Controls on foreign banks easedForeign bank branches in Korea will not be required to report their balance sheets before transferring funds to their overseas headquarters from next year, the Financial Supervisory Service (FSS) said.
The measure is to help increase the autonomy of foreign financial institutions working in Korea, FSS Gov. Zhin Woong-seob said at a meeting with the chief executive officers of 21 foreign banks on Tuesday. It was the third time the governor met with the CEOs this year since taking office last year.
“The regulation on remittances will soon be soon abolished,” Zhin said. “The FSS has been making efforts to reduce regulations on foreign financial institutions this year, making a handful of meaningful achievements.”
Currently, foreign bank branches are required to file their settlement reports to the FSS. They can transfer surplus income to their headquarters only when the authority approves.

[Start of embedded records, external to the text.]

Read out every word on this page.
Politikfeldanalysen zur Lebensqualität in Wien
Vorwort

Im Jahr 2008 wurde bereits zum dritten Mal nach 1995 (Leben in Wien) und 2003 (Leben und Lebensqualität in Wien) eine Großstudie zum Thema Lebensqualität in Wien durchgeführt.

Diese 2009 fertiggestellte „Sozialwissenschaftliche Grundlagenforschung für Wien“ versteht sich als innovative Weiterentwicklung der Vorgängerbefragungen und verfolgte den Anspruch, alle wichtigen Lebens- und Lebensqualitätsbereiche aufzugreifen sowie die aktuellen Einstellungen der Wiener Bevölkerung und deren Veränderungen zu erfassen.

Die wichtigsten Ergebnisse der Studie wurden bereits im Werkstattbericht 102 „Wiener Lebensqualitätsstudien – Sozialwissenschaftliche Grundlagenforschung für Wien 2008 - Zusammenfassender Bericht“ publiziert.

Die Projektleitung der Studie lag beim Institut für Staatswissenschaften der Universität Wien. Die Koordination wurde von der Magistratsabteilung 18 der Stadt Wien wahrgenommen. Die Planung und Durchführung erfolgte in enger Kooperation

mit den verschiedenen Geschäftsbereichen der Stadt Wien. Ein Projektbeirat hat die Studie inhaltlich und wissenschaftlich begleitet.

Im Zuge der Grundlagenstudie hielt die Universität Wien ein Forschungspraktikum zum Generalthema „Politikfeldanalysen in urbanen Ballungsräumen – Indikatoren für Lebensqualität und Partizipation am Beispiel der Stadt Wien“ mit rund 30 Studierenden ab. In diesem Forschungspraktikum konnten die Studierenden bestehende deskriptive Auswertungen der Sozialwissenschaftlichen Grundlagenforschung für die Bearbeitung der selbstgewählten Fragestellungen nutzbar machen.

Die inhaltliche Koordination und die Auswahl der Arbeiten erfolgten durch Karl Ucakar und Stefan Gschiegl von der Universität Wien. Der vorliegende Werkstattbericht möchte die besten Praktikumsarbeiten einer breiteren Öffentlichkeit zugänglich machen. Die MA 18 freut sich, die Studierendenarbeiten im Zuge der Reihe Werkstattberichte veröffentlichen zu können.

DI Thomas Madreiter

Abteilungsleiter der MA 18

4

The FSS will revise the regulation in January.
The measure is part of the government’s financial reform initiative aimed at allowing financial institutions to set fees and interest rates through fair market competition, and root out the old practices involving prices of financial products.
The governor asked the foreign bank heads to lead innovation in the financial market by providing better services and products that can be benchmarked by local institutions.
“Foreign banks will be able to make positive achievements if they utilize their advanced credit risk assessment tools and develop differentiated products,” he said. “With the government’s financial reform plan, autonomy of financial institutions has been enhanced, but each institution will need to comply with rules and regulations and secure fiscal soundness on their own.”